Food and conscience

I buy and eat organic almost exclusively, and have been for about 20 years now. I will do without, in other areas, in order to be able to afford it.

I considered getting into organic growing back in the 80s, when organic was just catching on.

My new novel’s protagonist has chucked everything to start over as an organic farmer.

So yeah, I support the organic food paradigm. But it doesn’t surprise me that as a social experiment, it’s gotten a little shady around the edges.

In Slate, the aptly named Field Maloney looks at how Whole Foods plays loose with its “why organic” in-store spin and writes

When the Department of Agriculture established the guidelines for organic food in 1990, it blew a huge opportunity. The USDA—under heavy agribusiness lobbying—adopted an abstract set of restrictions for organic agriculture and left “local” out of the formula. What passes for organic farming today has strayed far from what the shaggy utopians who got the movement going back in the ’60s and ’70s had in mind.

Well I was sitting in the living rooms of those shaggy utopians. Their biggest worry: if they didn’t bring in the feds, agribusiness would hijack the “organic” moniker and corrupt it.

They gambled that federal control would protect their business model, and ceded control.

C’est la vie.

It’s naive to think that attempts to script virtuous outcomes won’t, from time to time, lead to less-than-virtuous results. (For another example, look at the questions raised about Fair Trade coffee in this Reason article).

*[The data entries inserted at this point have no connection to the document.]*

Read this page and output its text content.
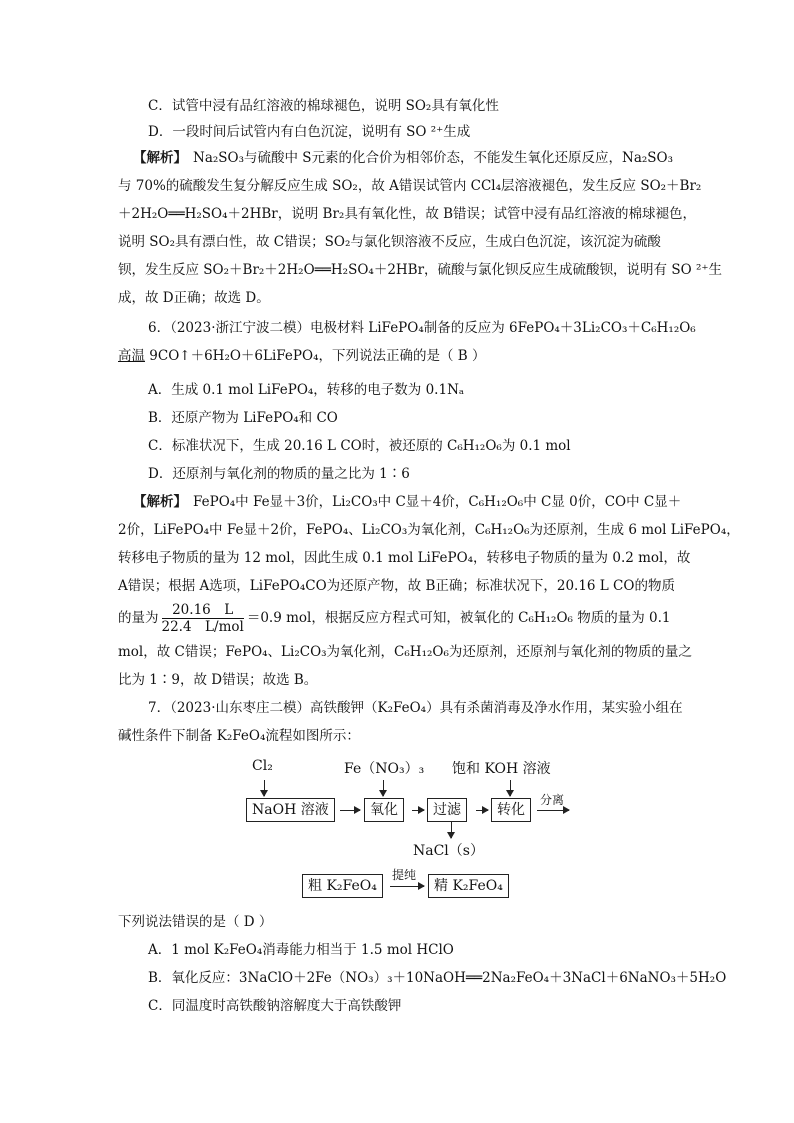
C．试管中浸有品红溶液的棉球褪色，说明 SO₂具有氧化性
D．一段时间后试管内有白色沉淀，说明有 SO ²⁺生成
【解析】 Na₂SO₃与硫酸中 S元素的化合价为相邻价态，不能发生氧化还原反应，Na₂SO₃
与 70%的硫酸发生复分解反应生成 SO₂，故 A错误试管内 CCl₄层溶液褪色，发生反应 SO₂＋Br₂
＋2H₂O══H₂SO₄＋2HBr，说明 Br₂具有氧化性，故 B错误；试管中浸有品红溶液的棉球褪色，
说明 SO₂具有漂白性，故 C错误；SO₂与氯化钡溶液不反应，生成白色沉淀，该沉淀为硫酸
钡，发生反应 SO₂＋Br₂＋2H₂O══H₂SO₄＋2HBr，硫酸与氯化钡反应生成硫酸钡，说明有 SO ²⁺生
成，故 D正确；故选 D。
6．（2023·浙江宁波二模）电极材料 LiFePO₄制备的反应为 6FePO₄＋3Li₂CO₃＋C₆H₁₂O₆
高温 9CO↑＋6H₂O＋6LiFePO₄，下列说法正确的是（ B ）
A．生成 0.1 mol LiFePO₄，转移的电子数为 0.1Nₐ
B．还原产物为 LiFePO₄和 CO
C．标准状况下，生成 20.16 L CO时，被还原的 C₆H₁₂O₆为 0.1 mol
D．还原剂与氧化剂的物质的量之比为 1∶6
【解析】 FePO₄中 Fe显＋3价，Li₂CO₃中 C显＋4价，C₆H₁₂O₆中 C显 0价，CO中 C显＋
2价，LiFePO₄中 Fe显＋2价，FePO₄、Li₂CO₃为氧化剂，C₆H₁₂O₆为还原剂，生成 6 mol LiFePO₄，
转移电子物质的量为 12 mol，因此生成 0.1 mol LiFePO₄，转移电子物质的量为 0.2 mol，故
A错误；根据 A选项，LiFePO₄CO为还原产物，故 B正确；标准状况下，20.16 L CO的物质
的量为 $\frac{20.16 L}{\text{22.4　L/mol}} =0.9$ mol，根据反应方程式可知，被氧化的 C₆H₁₂O₆ 物质的量为 0.1
mol，故 C错误；FePO₄、Li₂CO₃为氧化剂，C₆H₁₂O₆为还原剂，还原剂与氧化剂的物质的量之
比为 1∶9，故 D错误；故选 B。
7．（2023·山东枣庄二模）高铁酸钾（K₂FeO₄）具有杀菌消毒及净水作用，某实验小组在
碱性条件下制备 K₂FeO₄流程如图所示：
Cl₂	Fe（NO₃）₃ 饱和 KOH 溶液
NaOH 溶液	氧化	过滤	转化
分离
NaCl（s）
粗 K₂FeO₄
提纯
精 K₂FeO₄
下列说法错误的是（ D ）
A．1 mol K₂FeO₄消毒能力相当于 1.5 mol HClO
B．氧化反应：3NaClO＋2Fe（NO₃）₃＋10NaOH══2Na₂FeO₄＋3NaCl＋6NaNO₃＋5H₂O
C．同温度时高铁酸钠溶解度大于高铁酸钾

Yet Maloney’s observations are weak for being overly narrow. In Rochester, for instance, people are banding together in cooperatives for the sole reason of giving direct patronage to local organic growers (email me, btw, if you’re from around here and want to know more). Unless we’re an anomaly, which I doubt, that’s happening all over.

Furthermore, as much fun as it is to decry that “five or six big California farms dominate the whole industry,” that’s still a lot of acreage that isn’t getting pesticides dumped on it regularly.

Not to mention the fact that the organics mindset has dragged even conventional farming partway to the dance, ushering in more responsible use of pesticide (e.g. integrated pest management, where you spray only when you actually observe pest damage, instead of prophylacticly).

Bottom line: we’re still better off with organic growing that without it.

1 thought on “Food and conscience

  1. Here in the Albany area, my family belongs to a CSA (Community Sponsored Agriculture). I pay $450 for a share of produce, which I pick up at a designated site once weekly from May to December. All the produce is organic (biodynamic). The members dues pay the farmers a steady salary each year. If it’s a good year, members like me get more produce, and if it’s a bad year, we get less, but each year the farmers get the same amount of income and don’t have to worry about their farm going under! As a member, we also have to volunteer at the pick-up site twice yearly. I love picking up my produce. I never know for sure what I’ll get that week, and have been introduced to some veggies (e.g. kohlrabi) that I would otherwise not have met! I’ve had to go running to my cookbook (Vegetarian Cooking for Everyone by Deborah Madison) to figure out what to do with some of the goodies! The CSA is a perfect answer for someone like me who doesn’t have time to plant a garden.